Standing there I felt cranky and worn out and ready for dinner. But it was only 7pm. What was I thinking? In Paris everyone dines fashionably late. Meaning very late – way past my bedtime. So on we went, passing the time traversing crooked little alleyways, trying to retrace all of the ‘Amelie’ attractions. Halfway down Rue Des Tres Freres, Damon paused to relocate ourselves on our map. I kept walking to the end of the block and only paused at the triangular green grocers on the corner to turn back and wonder where on earth Damon was. I was truly so tired and out of sorts and feeling peculiar that I barely noticed I was standing right in front of the green grocers – the Amelie grocers! I didn’t even take a picture of it, ack! (Mon dieu!)
Mostly I was looking for Damon, who had his head stuck in an open doorway halfway down the street. He was gesticulating wildly to someone, and I couldn’t image what he could possibly be saying in French when he gave a wave and with a literal bounce in his step came galloping towards me.
“We’ve just been invited in to that artist’s gallery opening back there!” he gushed. “They’re serving wine and offered me some but I couldn’t find you, and we really should head to the Hotel Particulier…” here he trailed away, while I stared at him, agape. “I told them we had dinner reservations and probably couldn’t attend, unfortunately…”
“You managed to say all that in French?” I gasped, truly astounded.
“Well, French and hand signals…a mixture, really. My French is not bad, you know!”
After that stunning turn of events, we wandered down even more impressive walkways…past windmills and ivy-clad alleys where rich Parisians lived within iron fences and secret gardens…all in the hopes of finding the Hotel Particulier, a dining spot I had read about online, which offered outdoor dining in one of those aforementioned ‘secret’ gardens.
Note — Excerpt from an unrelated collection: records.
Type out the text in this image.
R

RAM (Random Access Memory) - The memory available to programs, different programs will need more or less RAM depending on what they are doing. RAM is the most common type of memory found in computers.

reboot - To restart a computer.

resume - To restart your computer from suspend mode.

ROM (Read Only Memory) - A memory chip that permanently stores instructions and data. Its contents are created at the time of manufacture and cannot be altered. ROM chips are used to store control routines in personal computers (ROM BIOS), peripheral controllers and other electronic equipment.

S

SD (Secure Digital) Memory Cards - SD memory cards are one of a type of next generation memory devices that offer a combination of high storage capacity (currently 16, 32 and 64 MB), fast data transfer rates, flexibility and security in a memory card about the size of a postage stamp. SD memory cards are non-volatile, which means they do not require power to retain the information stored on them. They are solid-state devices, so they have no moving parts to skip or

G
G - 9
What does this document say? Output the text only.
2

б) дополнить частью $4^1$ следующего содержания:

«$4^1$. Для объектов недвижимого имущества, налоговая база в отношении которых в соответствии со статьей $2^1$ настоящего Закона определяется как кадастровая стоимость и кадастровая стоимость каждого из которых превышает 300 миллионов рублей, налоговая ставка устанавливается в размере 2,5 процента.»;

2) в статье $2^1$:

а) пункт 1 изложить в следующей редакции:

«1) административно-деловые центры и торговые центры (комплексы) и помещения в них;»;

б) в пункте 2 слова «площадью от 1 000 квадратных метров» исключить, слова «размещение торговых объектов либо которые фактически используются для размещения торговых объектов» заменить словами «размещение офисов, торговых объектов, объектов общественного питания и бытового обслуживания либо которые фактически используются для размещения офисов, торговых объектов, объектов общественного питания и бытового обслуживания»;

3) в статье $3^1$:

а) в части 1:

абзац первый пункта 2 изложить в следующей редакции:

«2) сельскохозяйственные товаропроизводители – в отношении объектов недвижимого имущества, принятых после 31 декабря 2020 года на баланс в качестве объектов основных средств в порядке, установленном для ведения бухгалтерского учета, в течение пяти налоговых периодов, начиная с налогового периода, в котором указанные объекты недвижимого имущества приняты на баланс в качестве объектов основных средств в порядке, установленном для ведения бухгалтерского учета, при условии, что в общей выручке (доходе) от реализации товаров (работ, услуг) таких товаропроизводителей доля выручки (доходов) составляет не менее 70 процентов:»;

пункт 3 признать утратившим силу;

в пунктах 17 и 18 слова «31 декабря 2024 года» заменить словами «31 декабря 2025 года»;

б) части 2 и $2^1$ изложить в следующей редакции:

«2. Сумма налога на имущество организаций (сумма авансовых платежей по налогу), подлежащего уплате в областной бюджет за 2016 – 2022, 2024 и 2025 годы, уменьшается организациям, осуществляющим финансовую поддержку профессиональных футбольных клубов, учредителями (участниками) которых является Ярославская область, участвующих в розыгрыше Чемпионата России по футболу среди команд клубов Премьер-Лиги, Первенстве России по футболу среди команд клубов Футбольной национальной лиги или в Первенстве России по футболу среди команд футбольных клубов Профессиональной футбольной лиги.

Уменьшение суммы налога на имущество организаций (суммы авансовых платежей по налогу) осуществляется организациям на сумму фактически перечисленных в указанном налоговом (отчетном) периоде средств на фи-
Yet this place was so secret that Damon and I could not find it at all. Not on the map. Not after asking in a bar for help. Finally we stopped in front of where the hotel should be given the address. Yet there was no building, only a gate and buzzer, which we rang to no effect. Just then a man pulled up in a car, motioned us in with a wave of the hand. Next a woman leaned out a window high overhead and told us to walk till we found the ‘witch’s rock’. Seriously! We felt like Alice tumbling down the Rabbit Hole. We had entered a place most peculiar indeed! Obediently we followed the gravel path, up a small incline, past tall, white houses or hotels, who knew…and finally there it was – a great, big, bumpy rock, and next to it another gate with another buzzer, and my word! Look at that:
This was where we were having dinner! In Paris! In Montmartre! In a secret garden next to a witches rock! Mon Dieu!
Nervously we rang the buzzer. A man in a black suit ushered us through the graveled garden into the Hotel Particulier, where we were seated in a private dining room! Incredulous, we sat down. Within moments Soutine the cat jumped into my lap. Wine appeared, bread was procured, then what appeared to be the fanciest fish-n-chips of all time was set down in front of us from off of a silver tray as if we were royalty, and all we could do was laugh hysterically and pet the cat and stare over our shoulder at Mr. Deer and drink more wine.
Throughout the evening Damon and I fidgeted and giggled like nervous children, feeling entirely out-of-place within this particular Hotel, but enchanted beyond words. As the sun set a man who looked like Johnny Depp came and sat outside in the courtyard, trailing cigarette smoke into the air, wrapped in a sky-blue scarf, and soon other beautiful young French people joined him, and we were smitten, biting into our candied pears there amongst the red-velvet walls.
After twenty-four hours on the ground, Paris seemed a most particular place, indeed, and we felt pretty pleased to be a part of it.